The Mystery Behind Boo
You can tell the absence of Boo has a strong effect on Fleabag. Not just because she was her business partner but because she was her only friend. She was the only one who pursued getting to know Fleabag on a personal level. So as we come to understand the reason behind her death, you are left a bit shocked. If only because she seemed so happy yet was apparently as broken as Fleabag is.
On The Fence
Balancing out a person’s quirks, or not making a moment seem purely for the sake of a joke is difficult. Something which this season doesn’t necessarily struggle with, but the balancing act does come with notable shifts as there is a pursuit for a happy middle ground. Take Fleabag’s godmother, for example: Colman plays her in such a way where there is a balance between the awkwardness about being around Fleabag, who reminds her of her best friend, and comically being condescending toward her. However, at the same time, when it comes to Fleabag’s love interests there is this sense Waller-Bridge was playing up certain peculiar and annoying traits of her exes. Most of which don’t create complex and real-seeming characters. If anything, they seemed more so geared as people to laugh at or made to help you understand what Fleabag is willing to put up with so she won’t have to deal with a silence only broken by retrospective thoughts.
Overall: Positive (Watch This)
I was quite surprised by how much I enjoyed this show. Now, granted, it being 6 episodes doesn’t give it a huge amount of room for filler and time to get on your nerves. However, in those 6 episodes, you really connect with Fleabag in a way which shows that have 2, 3, or even 4x as many episodes don’t have you connect to the lead character. For while some of the people in her life seem too weird to be true, for almost each and every one of them there is some pursuit of them being normal and you understand Fleabag through them.

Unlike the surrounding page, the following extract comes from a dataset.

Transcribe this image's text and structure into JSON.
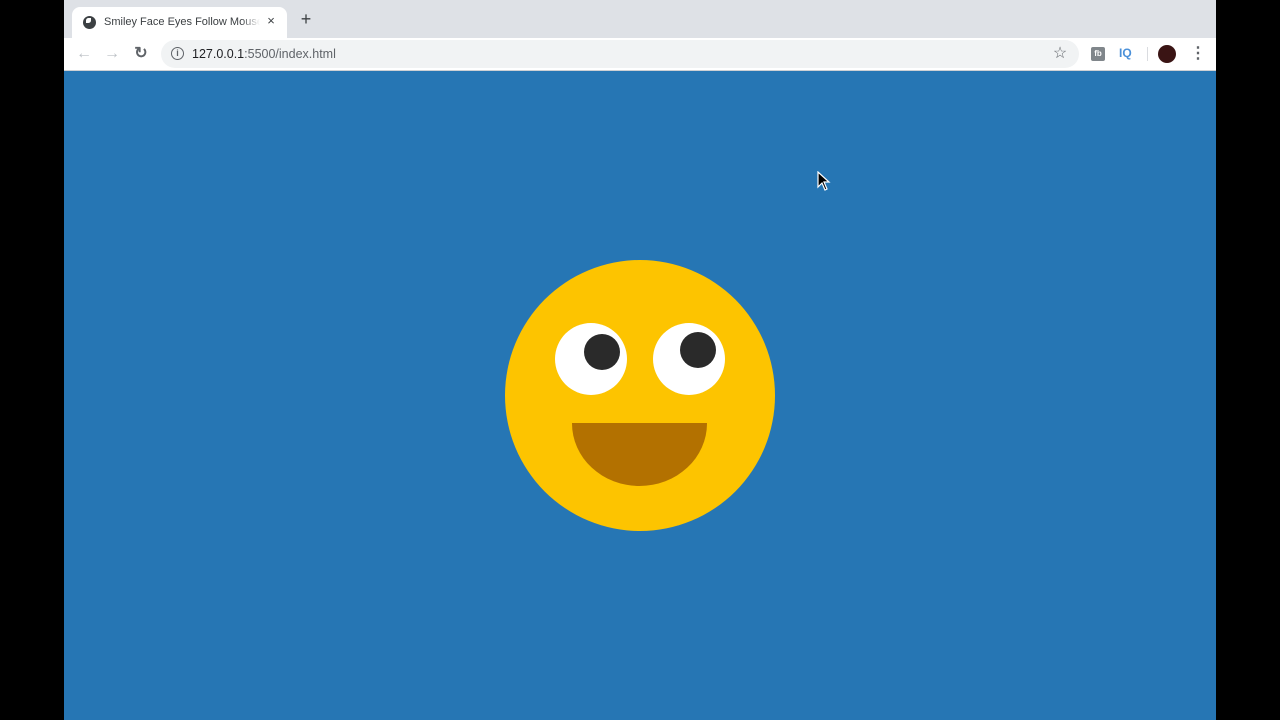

Hence the positive label. For while the season is short, the character of Fleabag, and the world Waller-Bridge crafted, leaves a positive impression. Making you hope when the show returns in 2018, since Waller-Bridge is going to be in the new Han Solo movie, it will maintain its ability, and desire, to create odd and unique people. People who are undoubtedly odd, yet there is some sense of humanity there. Showing that everyone, and every situation, isn’t simply a joke or embellished memory, but part of telling a story which, in the long run, has meaning.